Investigation of the polynomial models in the definition of short and open calibration standards

Abstract

Measurement errors in network analysis can be separated into two categories: random and systematic errors. Both random and systematic errors are vector quantities. Random errors are non-repeatable measurement variations and are usually unpredictable. Systematic errors are repeatable measurement variations in the test setup. A measurement calibration is a process which mathematically derives the systematic error model for the VNA. Short and open standards are widely used in the calibration of network analyzers. And the definition precision of short and open standards has great influence on the measurement results of the VNA. Two types of calibration standard definitions-the calibration coefficient model and the data-based model are supported. In this paper, we focus on investigation of the coefficient models in the definition of short and open calibration standards.

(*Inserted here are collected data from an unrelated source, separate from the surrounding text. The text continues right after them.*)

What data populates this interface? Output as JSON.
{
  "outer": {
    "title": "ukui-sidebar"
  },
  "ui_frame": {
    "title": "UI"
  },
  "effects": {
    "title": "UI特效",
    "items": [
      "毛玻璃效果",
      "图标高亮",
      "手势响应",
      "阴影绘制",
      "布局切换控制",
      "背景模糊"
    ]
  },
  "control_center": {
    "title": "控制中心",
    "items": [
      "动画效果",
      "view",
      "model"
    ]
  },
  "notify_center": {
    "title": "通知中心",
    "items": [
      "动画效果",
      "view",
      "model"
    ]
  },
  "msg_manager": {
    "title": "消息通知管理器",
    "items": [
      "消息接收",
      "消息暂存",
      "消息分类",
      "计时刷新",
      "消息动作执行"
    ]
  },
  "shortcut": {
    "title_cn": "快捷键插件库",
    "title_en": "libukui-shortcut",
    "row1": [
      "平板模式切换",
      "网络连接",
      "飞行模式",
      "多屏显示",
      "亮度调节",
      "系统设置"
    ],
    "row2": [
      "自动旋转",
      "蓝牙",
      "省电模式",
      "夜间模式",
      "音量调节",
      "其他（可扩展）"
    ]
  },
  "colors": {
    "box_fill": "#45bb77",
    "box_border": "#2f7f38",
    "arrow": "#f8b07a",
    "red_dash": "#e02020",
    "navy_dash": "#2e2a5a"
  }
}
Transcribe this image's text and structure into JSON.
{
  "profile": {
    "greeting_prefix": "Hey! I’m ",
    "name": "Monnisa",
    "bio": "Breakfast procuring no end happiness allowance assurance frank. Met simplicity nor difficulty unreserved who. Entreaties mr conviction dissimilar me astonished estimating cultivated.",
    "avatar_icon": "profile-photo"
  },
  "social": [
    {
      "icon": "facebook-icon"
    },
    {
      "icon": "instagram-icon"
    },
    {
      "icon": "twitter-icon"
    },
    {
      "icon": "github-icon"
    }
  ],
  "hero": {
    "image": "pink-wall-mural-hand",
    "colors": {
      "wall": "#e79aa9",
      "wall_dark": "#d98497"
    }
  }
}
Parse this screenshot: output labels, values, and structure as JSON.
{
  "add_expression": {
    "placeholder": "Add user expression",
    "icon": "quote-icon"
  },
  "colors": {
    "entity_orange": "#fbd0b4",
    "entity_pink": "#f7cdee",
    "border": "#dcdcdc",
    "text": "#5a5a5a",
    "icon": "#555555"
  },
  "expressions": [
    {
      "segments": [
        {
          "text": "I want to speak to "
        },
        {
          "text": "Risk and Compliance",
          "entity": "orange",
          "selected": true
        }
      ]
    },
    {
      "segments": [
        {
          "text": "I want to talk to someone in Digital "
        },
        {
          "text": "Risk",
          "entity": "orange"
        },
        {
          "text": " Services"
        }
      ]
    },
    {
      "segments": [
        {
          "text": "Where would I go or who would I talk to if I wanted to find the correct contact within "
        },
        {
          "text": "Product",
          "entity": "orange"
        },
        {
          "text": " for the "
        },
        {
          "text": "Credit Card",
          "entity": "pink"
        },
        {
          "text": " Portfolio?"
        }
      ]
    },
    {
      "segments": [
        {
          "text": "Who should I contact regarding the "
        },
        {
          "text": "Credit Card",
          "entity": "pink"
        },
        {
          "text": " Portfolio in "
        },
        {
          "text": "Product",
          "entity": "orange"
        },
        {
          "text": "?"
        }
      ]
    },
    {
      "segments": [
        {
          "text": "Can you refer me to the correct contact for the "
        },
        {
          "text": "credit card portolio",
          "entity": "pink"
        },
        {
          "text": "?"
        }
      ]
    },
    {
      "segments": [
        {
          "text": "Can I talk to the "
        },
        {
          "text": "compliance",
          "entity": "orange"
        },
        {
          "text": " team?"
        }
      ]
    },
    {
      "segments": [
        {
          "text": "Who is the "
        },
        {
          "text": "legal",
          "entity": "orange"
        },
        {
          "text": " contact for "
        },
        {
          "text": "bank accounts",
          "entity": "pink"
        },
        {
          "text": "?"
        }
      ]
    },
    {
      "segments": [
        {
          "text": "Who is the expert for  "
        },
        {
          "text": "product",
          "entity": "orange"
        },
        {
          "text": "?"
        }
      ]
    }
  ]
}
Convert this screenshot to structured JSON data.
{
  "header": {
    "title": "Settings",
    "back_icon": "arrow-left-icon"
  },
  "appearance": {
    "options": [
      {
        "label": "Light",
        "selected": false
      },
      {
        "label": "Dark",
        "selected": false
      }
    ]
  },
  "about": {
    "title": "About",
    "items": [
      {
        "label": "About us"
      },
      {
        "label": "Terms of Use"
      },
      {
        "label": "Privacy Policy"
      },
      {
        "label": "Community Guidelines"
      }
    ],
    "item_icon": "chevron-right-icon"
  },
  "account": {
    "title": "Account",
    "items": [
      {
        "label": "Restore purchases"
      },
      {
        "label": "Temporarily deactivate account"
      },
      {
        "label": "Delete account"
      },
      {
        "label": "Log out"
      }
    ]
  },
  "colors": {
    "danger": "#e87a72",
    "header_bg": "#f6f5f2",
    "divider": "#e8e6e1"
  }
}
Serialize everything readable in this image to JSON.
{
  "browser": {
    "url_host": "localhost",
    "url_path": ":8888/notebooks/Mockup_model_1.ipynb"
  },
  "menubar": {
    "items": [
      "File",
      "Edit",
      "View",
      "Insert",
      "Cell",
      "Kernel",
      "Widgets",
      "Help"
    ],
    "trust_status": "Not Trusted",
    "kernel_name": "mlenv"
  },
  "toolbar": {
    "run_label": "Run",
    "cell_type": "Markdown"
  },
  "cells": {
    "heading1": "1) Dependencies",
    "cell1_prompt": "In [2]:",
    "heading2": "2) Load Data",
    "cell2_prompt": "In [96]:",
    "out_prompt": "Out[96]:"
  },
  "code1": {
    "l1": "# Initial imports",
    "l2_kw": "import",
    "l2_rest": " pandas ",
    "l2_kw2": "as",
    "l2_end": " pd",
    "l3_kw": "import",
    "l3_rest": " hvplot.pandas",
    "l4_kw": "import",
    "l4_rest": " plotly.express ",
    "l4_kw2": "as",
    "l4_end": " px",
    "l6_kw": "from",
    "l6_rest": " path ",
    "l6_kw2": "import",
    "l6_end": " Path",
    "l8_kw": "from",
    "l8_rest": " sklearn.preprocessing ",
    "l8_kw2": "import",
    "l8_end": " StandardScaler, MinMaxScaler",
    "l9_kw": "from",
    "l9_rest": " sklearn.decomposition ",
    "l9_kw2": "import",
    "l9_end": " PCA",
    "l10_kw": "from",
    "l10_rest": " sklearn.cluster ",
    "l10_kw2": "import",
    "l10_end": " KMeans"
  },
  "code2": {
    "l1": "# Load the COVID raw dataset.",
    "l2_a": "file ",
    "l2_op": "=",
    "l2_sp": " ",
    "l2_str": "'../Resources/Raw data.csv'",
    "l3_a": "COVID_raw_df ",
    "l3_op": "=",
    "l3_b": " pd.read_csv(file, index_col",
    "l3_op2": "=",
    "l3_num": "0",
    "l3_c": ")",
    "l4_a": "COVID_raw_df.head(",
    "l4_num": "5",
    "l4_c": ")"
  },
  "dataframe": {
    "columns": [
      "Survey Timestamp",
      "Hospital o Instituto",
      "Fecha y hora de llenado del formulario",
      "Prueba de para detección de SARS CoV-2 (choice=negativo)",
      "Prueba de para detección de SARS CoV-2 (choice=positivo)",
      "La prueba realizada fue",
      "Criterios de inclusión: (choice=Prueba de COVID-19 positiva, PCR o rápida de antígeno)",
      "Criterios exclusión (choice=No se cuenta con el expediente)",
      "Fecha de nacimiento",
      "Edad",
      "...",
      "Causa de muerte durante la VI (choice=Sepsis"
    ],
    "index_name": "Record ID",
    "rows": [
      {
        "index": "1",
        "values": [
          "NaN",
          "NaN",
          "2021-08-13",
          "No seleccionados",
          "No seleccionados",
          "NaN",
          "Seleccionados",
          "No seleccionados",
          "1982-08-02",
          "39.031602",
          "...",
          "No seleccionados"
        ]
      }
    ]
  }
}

Based on coefficient model, they are usually simulated by a third order polynomial mode, which would introduce large fitting errors. By lots of definition experiments with different types of calibration kits, we do have found that the third order polynomial model yields less accuracy for the definition of short standards though it works well for the definition of open standards. Detailed research demonstrates that better fitting accuracy can be achieved by using higher order polynomial models. And also based on the analysis of the condition number with these models, proper polynomial model is recommended for the definition of short standards. Verification experiments have been conducted to assess the validity of the recommended polynomial model.